At least two such training sessions were held in Saskatchewan before the Martensville Nightmare, one put on by the government itself.

According to Lanning, such training fed the panic in a cyclical way.

“Many people say, ‘Well, you can’t identify these cases unless you’ve been trained to learn about them,'” he said. “And some of that training becomes a self-fulfilling prophecy.”


Before the Martensville case hit the news, Richard Klassen and his family were living through their own nightmare, just down the road in Saskatoon. Klassen was still trying to clear his name in 1992 when the news out of Martensville broke.

In Klassen’s case, the three children who accused him of sexual abuse eventually recanted a decade later: The boy at the centre of the allegations, 10 at the time, admitted to lying to authorities and convincing his sisters to go along with it.

And yet in that case, 16 people had been charged with almost 70 crimes.

Klassen counts himself among those who think there should have been a public inquiry into the panic.
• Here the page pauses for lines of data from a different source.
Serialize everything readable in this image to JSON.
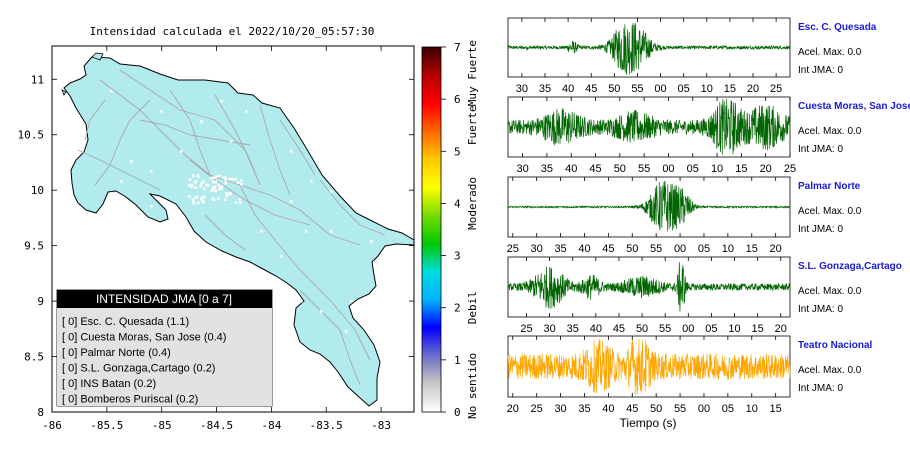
{
  "map": {
    "title": "Intensidad calculada el 2022/10/20_05:57:30",
    "x_ticks": [
      "-86",
      "-85.5",
      "-85",
      "-84.5",
      "-84",
      "-83.5",
      "-83"
    ],
    "x_values": [
      -86,
      -85.5,
      -85,
      -84.5,
      -84,
      -83.5,
      -83
    ],
    "y_ticks": [
      "11",
      "10.5",
      "10",
      "9.5",
      "9",
      "8.5",
      "8"
    ],
    "y_values": [
      11,
      10.5,
      10,
      9.5,
      9,
      8.5,
      8
    ],
    "xlim": [
      -86,
      -82.7
    ],
    "ylim": [
      8,
      11.3
    ],
    "land_color": "#b2ebee",
    "legend": {
      "title": "INTENSIDAD JMA [0 a 7]",
      "entries": [
        "[ 0]  Esc. C. Quesada (1.1)",
        "[ 0]  Cuesta Moras, San Jose (0.4)",
        "[ 0]  Palmar Norte (0.4)",
        "[ 0]  S.L. Gonzaga,Cartago (0.2)",
        "[ 0]  INS Batan (0.2)",
        "[ 0]  Bomberos Puriscal (0.2)"
      ]
    }
  },
  "colorbar": {
    "ticks": [
      "0",
      "1",
      "2",
      "3",
      "4",
      "5",
      "6",
      "7"
    ],
    "labels": [
      "No sentido",
      "Debil",
      "Moderado",
      "Fuerte",
      "Muy Fuerte"
    ],
    "colors": [
      "#ffffff",
      "#c8c8c8",
      "#6e6ec8",
      "#0000ff",
      "#00b4ff",
      "#00dcdc",
      "#00c800",
      "#78dc00",
      "#ffff00",
      "#ffc800",
      "#ff6400",
      "#ff0000",
      "#b40000",
      "#3c0000"
    ]
  },
  "chart_data": {
    "type": "line",
    "xlabel": "Tiempo (s)",
    "series": [
      {
        "name": "Esc. C. Quesada",
        "accel": "Acel. Max. 0.0",
        "int": "Int JMA: 0",
        "ticks": [
          "30",
          "35",
          "40",
          "45",
          "50",
          "55",
          "00",
          "05",
          "10",
          "15",
          "20",
          "25"
        ],
        "tick_values": [
          30,
          35,
          40,
          45,
          50,
          55,
          60,
          65,
          70,
          75,
          80,
          85
        ],
        "xlim": [
          27,
          88
        ],
        "color": "#006400",
        "events": [
          [
            41,
            1,
            0.2
          ],
          [
            52.5,
            3,
            0.95
          ],
          [
            56,
            2.5,
            0.4
          ]
        ],
        "noise": 0.06
      },
      {
        "name": "Cuesta Moras, San Jose",
        "accel": "Acel. Max. 0.0",
        "int": "Int JMA: 0",
        "ticks": [
          "30",
          "35",
          "40",
          "45",
          "50",
          "55",
          "00",
          "05",
          "10",
          "15",
          "20",
          "25"
        ],
        "tick_values": [
          30,
          35,
          40,
          45,
          50,
          55,
          60,
          65,
          70,
          75,
          80,
          85
        ],
        "xlim": [
          27,
          85
        ],
        "color": "#006400",
        "events": [
          [
            38,
            4,
            0.45
          ],
          [
            53,
            4,
            0.35
          ],
          [
            72,
            3,
            0.85
          ],
          [
            80,
            4,
            0.6
          ]
        ],
        "noise": 0.25
      },
      {
        "name": "Palmar Norte",
        "accel": "Acel. Max. 0.0",
        "int": "Int JMA: 0",
        "ticks": [
          "25",
          "30",
          "35",
          "40",
          "45",
          "50",
          "55",
          "00",
          "05",
          "10",
          "15",
          "20"
        ],
        "tick_values": [
          25,
          30,
          35,
          40,
          45,
          50,
          55,
          60,
          65,
          70,
          75,
          80
        ],
        "xlim": [
          24,
          83
        ],
        "color": "#006400",
        "events": [
          [
            56.5,
            3,
            0.95
          ],
          [
            60.5,
            2,
            0.5
          ]
        ],
        "noise": 0.03
      },
      {
        "name": "S.L. Gonzaga,Cartago",
        "accel": "Acel. Max. 0.0",
        "int": "Int JMA: 0",
        "ticks": [
          "25",
          "30",
          "35",
          "40",
          "45",
          "50",
          "55",
          "00",
          "05",
          "10",
          "15",
          "20"
        ],
        "tick_values": [
          25,
          30,
          35,
          40,
          45,
          50,
          55,
          60,
          65,
          70,
          75,
          80
        ],
        "xlim": [
          21,
          82
        ],
        "color": "#006400",
        "events": [
          [
            30,
            3.5,
            0.65
          ],
          [
            39,
            2,
            0.35
          ],
          [
            58.5,
            0.8,
            1.0
          ],
          [
            50,
            4,
            0.3
          ]
        ],
        "noise": 0.12
      },
      {
        "name": "Teatro Nacional",
        "accel": "Acel. Max. 0.0",
        "int": "Int JMA: 0",
        "ticks": [
          "20",
          "25",
          "30",
          "35",
          "40",
          "45",
          "50",
          "55",
          "00",
          "05",
          "10",
          "15"
        ],
        "tick_values": [
          20,
          25,
          30,
          35,
          40,
          45,
          50,
          55,
          60,
          65,
          70,
          75
        ],
        "xlim": [
          19,
          78
        ],
        "color": "#ffa500",
        "events": [
          [
            46.5,
            2,
            0.9
          ],
          [
            38,
            3,
            0.5
          ]
        ],
        "noise": 0.45
      }
    ]
  }
}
“The real story is what happened to those children … Why did they lie? Were they coerced? That’s why a public inquiry really was necessary,” he told Uncover. “It’s not just for the accused, but the victims here are also the children.”

He doesn’t want people to forget what happened.

“This is crazy. We should all be reminded of it. I tell people all the time: You have to be very, very mindful of what you hear in the media and what you hear from people. It may not always be what it seems.”

Travis Sterling’s appeal lawyer Heather Leonoff said the case has stuck with her, too, to this day. Based in Winnipeg, she came to Travis’s case with fresh eyes — how a jury might have come to it.

Upon reading the trial transcript, she said she was immediately struck by how fictitious it all sounded: children being stuffed into cages at a cabin in the woods.

It sounded, she said, like a retelling of Hansel and Gretel.

“And as I’m reading it and getting further into it, I said, ‘No, I’m wrong; this isn’t a work of fiction, this is a work of history. I’m reading the Salem Witch Trials,'” she said. “I am reading, in the 20th century, the 17th century Salem Witch Trials.”

Leonoff still feels the most important people in this nightmare were forgotten: The children. She feels the government owed an apology to these kids.

“That’s why the Saskatchewan government … at the time needed to go public, to the public, to the families, to the children, and make sure that that community understood that this had never occurred [and] that this was complete fiction,” she said.

“And they should have gotten them therapy and help. Twenty-five years ago. It’s too late now.”

Many of those who lived through the Martensville Nightmare remain haunted. Most of the people contacted by Uncover not only didn’t want to talk, but didn’t want the episode discussed at all.

Dan Zakreski covered the scandal at the time for the Saskatoon StarPhoenix. He remembers being sent out one day to a used bookstore in Saskatoon, asked to look for people wearing black trench coats; it was believed that location was being used by satanists to buy materials.

I bit so hard because everybody was involved in it, all the senior journalists I knew, everybody in town, everybody. We were suddenly [thinking], ‘This was the fight between good and evil,’ and I was on the side of good,” said Zakreski, currently a reporter with CBC Saskatchewan.

Looking back on the coverage, he calls the whole episode sobering and a “huge learning experience.”

“Once the train left the station and they laid all those charges, there was no question, at least in my mind, that somebody was going to have to be convicted of something. … You don’t trigger that sort of widespread panic … to have nothing come of it,” he said.

“‘Oops, we were wrong.’ That’s an awful thing to have to admit for everybody, including the media. You read the coverage afterward and how everybody sort of turned on everybody.”